Today, Campbell works with Bethel through the Hitsville Next Motown programs, where he produces some of the teen’s music. When Bethel first walked through the doors, he arrived “in competition fashion,” Campbell said. “He had his own beats, his own songs, and everything like that.”
The work that Bethel and Campbell have done together, and the work Bethel has done with a long list of community members over the years, culminated this year when he was accepted to Berklee. He had not even heard of the school until one of his mentors, Rashard Dobbins, of Class Act Detroit, told him about Berklee and a partnership Dobbins had with the school.
As prestigious as Berklee is, it was not Bethel’s first choice. He also applied to Juilliard and Yale but was rejected. It was a tough moment, but he is clear-eyed about stepping into an industry where the pathways are paved with rejection and the only way through is to keep moving. If music doesn’t work out, Bethel will study marketing and law.
“I have a backup plan but I’m not letting it take me away from Plan A, which is my music career and what I love to do,” he said. Whether through music or another industry, Bethel said his ultimate goal is to be an influential community leader.
Angela Kee recognized Bethel’s maturity and leadership early on. The choir teacher at Detroit Academy of Arts & Sciences began working with him when he was a fourth grade student there. “And he introduced himself like a little businessman. He extended his hand and said, ‘Hello. My name is King. And I would like to join your choir.’” Kee was stunned, all she could do was “a hard blink” at the fourth grader.
While King was a member of DAAS’ choir, it garnered multiple awards, including two Detroit Music Awards and a Michigan Emmy.
Kee has no shortage of stories that illustrate Bethel’s drive and resilience, like the time he tracked down billionaire Dan Gilbert during a field trip and introduced himself. “So you got the other boys running around, doing the arm farts where you put your palm into your armpit and you know, just doing goofy stuff. King’s over there … I saw him extend his hand to Mr. Gilbert and introduce himself. He said, ‘My name is King. And someday I’m going to be just like you.’”
That encounter was fruitful — in 2019, Bethel sang the national anthem during a basketball game when Gilbert’s Cleveland Cavaliers were playing.
Now, Kee said, she is enjoying a moment living vicariously through one of her former students. “Berklee was a school that I wanted to attend … because I knew that was the place to go for serious musicians.”
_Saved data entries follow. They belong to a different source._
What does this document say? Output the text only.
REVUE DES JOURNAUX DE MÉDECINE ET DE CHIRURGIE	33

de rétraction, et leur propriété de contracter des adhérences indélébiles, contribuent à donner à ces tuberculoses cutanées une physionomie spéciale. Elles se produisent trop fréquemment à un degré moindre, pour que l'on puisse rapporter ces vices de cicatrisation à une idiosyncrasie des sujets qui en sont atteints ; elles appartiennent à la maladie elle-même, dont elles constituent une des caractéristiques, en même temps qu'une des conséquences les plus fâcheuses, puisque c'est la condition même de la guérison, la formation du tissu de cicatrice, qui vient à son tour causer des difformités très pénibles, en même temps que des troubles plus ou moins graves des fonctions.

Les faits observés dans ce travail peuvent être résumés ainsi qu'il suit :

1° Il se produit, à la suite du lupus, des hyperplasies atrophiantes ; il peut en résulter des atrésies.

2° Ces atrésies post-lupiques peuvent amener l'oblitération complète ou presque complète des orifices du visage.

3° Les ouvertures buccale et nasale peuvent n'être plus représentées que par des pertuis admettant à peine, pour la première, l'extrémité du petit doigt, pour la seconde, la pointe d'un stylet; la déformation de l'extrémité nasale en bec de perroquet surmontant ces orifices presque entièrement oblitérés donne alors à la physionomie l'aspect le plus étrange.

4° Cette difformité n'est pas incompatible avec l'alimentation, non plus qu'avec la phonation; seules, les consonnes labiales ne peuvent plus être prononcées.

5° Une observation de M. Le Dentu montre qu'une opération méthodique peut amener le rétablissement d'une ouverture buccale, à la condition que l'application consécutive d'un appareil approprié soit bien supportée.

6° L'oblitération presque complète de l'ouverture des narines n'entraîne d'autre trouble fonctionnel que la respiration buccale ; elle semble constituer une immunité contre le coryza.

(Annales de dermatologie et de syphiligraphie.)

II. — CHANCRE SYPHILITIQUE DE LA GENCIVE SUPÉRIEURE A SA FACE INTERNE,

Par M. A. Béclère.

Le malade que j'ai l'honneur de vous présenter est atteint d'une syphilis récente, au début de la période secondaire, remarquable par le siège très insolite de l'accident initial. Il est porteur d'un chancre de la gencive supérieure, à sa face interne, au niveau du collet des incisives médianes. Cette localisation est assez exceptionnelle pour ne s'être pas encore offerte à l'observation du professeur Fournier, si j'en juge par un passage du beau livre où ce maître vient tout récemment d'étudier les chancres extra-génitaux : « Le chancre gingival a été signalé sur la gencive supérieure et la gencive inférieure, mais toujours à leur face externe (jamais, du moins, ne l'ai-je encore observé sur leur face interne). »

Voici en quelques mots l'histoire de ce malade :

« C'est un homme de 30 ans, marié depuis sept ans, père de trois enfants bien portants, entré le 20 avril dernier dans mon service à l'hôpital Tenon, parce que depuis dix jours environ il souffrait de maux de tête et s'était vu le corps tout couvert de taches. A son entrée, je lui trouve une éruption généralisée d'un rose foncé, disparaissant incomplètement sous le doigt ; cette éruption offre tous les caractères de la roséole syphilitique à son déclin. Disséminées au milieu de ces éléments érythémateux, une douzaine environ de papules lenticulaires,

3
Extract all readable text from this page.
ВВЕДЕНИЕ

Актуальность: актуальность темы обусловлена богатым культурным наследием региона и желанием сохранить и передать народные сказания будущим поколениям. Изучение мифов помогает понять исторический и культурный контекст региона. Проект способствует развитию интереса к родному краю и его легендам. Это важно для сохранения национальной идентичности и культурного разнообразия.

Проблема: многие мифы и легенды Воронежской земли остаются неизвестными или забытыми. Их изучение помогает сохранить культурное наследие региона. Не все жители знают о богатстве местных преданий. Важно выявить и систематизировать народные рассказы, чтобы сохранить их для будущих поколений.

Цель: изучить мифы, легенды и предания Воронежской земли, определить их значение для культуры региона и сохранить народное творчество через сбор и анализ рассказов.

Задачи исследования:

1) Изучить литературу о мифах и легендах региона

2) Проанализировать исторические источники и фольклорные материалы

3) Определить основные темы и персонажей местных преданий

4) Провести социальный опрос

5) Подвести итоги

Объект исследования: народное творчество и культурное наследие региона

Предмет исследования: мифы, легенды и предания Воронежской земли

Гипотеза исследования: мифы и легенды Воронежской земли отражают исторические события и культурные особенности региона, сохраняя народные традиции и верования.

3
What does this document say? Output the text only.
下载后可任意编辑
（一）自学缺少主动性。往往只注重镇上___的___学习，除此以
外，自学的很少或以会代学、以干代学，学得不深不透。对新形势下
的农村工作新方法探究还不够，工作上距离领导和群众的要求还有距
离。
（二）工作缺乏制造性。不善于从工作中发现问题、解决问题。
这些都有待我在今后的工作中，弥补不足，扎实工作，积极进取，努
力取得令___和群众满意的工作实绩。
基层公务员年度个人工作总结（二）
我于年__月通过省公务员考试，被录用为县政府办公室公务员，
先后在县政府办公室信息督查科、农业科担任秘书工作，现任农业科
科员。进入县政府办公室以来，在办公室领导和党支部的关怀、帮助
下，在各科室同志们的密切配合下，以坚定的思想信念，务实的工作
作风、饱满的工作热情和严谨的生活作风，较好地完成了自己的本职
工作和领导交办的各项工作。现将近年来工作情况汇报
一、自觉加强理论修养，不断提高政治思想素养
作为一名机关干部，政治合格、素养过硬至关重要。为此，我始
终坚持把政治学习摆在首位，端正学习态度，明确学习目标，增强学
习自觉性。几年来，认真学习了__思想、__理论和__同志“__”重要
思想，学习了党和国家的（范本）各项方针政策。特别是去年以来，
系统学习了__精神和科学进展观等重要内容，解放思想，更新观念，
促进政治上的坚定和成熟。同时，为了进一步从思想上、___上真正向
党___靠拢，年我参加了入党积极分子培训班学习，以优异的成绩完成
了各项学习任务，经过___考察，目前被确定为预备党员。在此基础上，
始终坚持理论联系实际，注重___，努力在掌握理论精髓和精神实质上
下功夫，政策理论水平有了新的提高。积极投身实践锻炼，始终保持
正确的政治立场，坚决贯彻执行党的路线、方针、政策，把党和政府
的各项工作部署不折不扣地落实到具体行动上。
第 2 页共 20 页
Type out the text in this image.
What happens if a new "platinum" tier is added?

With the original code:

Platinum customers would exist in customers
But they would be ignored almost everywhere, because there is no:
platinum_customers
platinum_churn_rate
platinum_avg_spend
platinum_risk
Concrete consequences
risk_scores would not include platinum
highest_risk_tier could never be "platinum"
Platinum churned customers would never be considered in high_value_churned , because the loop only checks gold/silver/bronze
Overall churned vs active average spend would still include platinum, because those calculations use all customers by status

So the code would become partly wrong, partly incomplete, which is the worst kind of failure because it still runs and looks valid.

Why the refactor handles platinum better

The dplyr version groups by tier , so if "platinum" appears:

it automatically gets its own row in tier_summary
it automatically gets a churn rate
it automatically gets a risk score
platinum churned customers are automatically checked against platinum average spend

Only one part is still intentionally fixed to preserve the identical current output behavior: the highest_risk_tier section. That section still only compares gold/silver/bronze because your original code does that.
For Bethel, it’s sinking in that his acceptance to Berklee is a major feat. And he is quick to acknowledge the many people who helped him get to this point — family, mentors, community members, and a city with a rich musical legacy that gave the world some of his key sources of inspiration, artists like Marvin Gaye, Stevie Wonder, and J Dilla.
The strange days of the pandemic figure prominently in his trajectory, too.
“That whole experience, and the aftermath, the healing from it, made me stronger. And it also made me love more,” he said.